By Ellen Fike, Cowboy State Daily
The Wyoming Stock Growers Association felt the Wyoming Supreme Court made the right decision when it ruled against a Hot Springs County rancher who requested more than $300,000 in compensation for his calves killed by grizzlies.
In late April, the Supreme Court ruled against cattle and sheep rancher Josh Longwell, who in 2018 requested nearly $350,000 in compensation from the Wyoming Game and Fish Department after finding a number of his calves had been killed by grizzly bears.
The Supreme Court denied this, ruling that the more than $61,000 the rancher received in compensation was fair.
Jim Magagna, executive vice president of the Wyoming Stock Growers Association, told Cowboy State Daily on Tuesday that the Supreme Court made the right decision in the ruling, even if Longwell did not get the amount of money requested.
“I feel for Mr. Longwell and he has suffered severe losses,” Magagna said. “But at the same time, the law is what it is.”
Ken Hamilton, executive director of the Wyoming Farm Bureau, told Cowboy State Daily on Tuesday that the issue was more than the ruling for money, but rather about hunting grizzly bears.
“By protecting the grizzly bear under the federal Endangered Species Act, it shifts these costs back to the rancher and the Wyoming Game and Fish Department,” he said. “We’ve run into this before where the federal government is anxious to protect an animal, but they’re not anxious to accept the responsibility of that.”

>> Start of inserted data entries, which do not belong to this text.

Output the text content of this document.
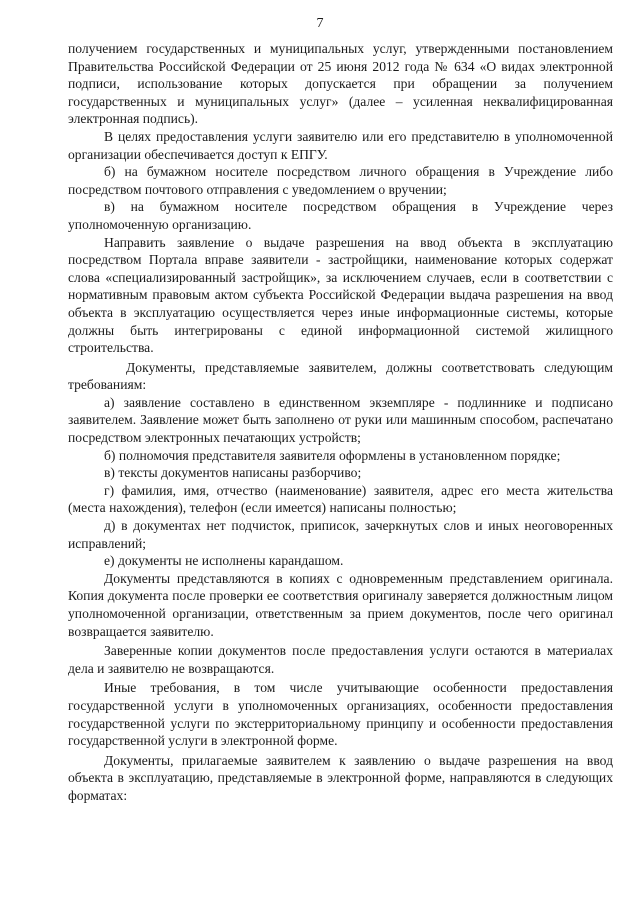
7

получением государственных и муниципальных услуг, утвержденными постановлением Правительства Российской Федерации от 25 июня 2012 года № 634 «О видах электронной подписи, использование которых допускается при обращении за получением государственных и муниципальных услуг» (далее – усиленная неквалифицированная электронная подпись).

В целях предоставления услуги заявителю или его представителю в уполномоченной организации обеспечивается доступ к ЕПГУ.

б) на бумажном носителе посредством личного обращения в Учреждение либо посредством почтового отправления с уведомлением о вручении;

в) на бумажном носителе посредством обращения в Учреждение через уполномоченную организацию.

Направить заявление о выдаче разрешения на ввод объекта в эксплуатацию посредством Портала вправе заявители - застройщики, наименование которых содержат слова «специализированный застройщик», за исключением случаев, если в соответствии с нормативным правовым актом субъекта Российской Федерации выдача разрешения на ввод объекта в эксплуатацию осуществляется через иные информационные системы, которые должны быть интегрированы с единой информационной системой жилищного строительства.

Документы, представляемые заявителем, должны соответствовать следующим требованиям:

а) заявление составлено в единственном экземпляре - подлиннике и подписано заявителем. Заявление может быть заполнено от руки или машинным способом, распечатано посредством электронных печатающих устройств;

б) полномочия представителя заявителя оформлены в установленном порядке;

в) тексты документов написаны разборчиво;

г) фамилия, имя, отчество (наименование) заявителя, адрес его места жительства (места нахождения), телефон (если имеется) написаны полностью;

д) в документах нет подчисток, приписок, зачеркнутых слов и иных неоговоренных исправлений;

е) документы не исполнены карандашом.

Документы представляются в копиях с одновременным представлением оригинала. Копия документа после проверки ее соответствия оригиналу заверяется должностным лицом уполномоченной организации, ответственным за прием документов, после чего оригинал возвращается заявителю.

Заверенные копии документов после предоставления услуги остаются в материалах дела и заявителю не возвращаются.

Иные требования, в том числе учитывающие особенности предоставления государственной услуги в уполномоченных организациях, особенности предоставления государственной услуги по экстерриториальному принципу и особенности предоставления государственной услуги в электронной форме.

Документы, прилагаемые заявителем к заявлению о выдаче разрешения на ввод объекта в эксплуатацию, представляемые в электронной форме, направляются в следующих форматах:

Hamilton said that until animals such as the grizzly bear or gray wolf can be removed from the endangered species list, states will not be able to manage them the way they should properly be.
A Game and Fish Department investigation determined 20 of Longwell’s calves had been killed by the bears. But in the compensation request, Longwell noted that 294 calves were unaccounted for by the end of the 2018 grazing season.
“Mr. Longwell based his claim on an assumption that for every calf confirmed as killed by a grizzly bear, 19 others had been killed and their remains could not be found,” the ruling said.
The Game and Fish Department rejected this claim, but officials agreed to compensate Longwell for the loss of 70 calves, an amount that totaled $61,202.79.
However, the case went into arbitration and Longwell was awarded $266,695.32. The Game and Fish Department appealed the decision, which ultimately reached the Supreme Court.
“We are sympathetic to Mr. Longwell’s plight. His frustration with the grizzly bear predation occurring on his ranch is obvious…,” the ruling said. “However, as the court also recognized, Mr. Longwell’s remedy lies with the [Game and Fish] Commission or the legislature, not this court.”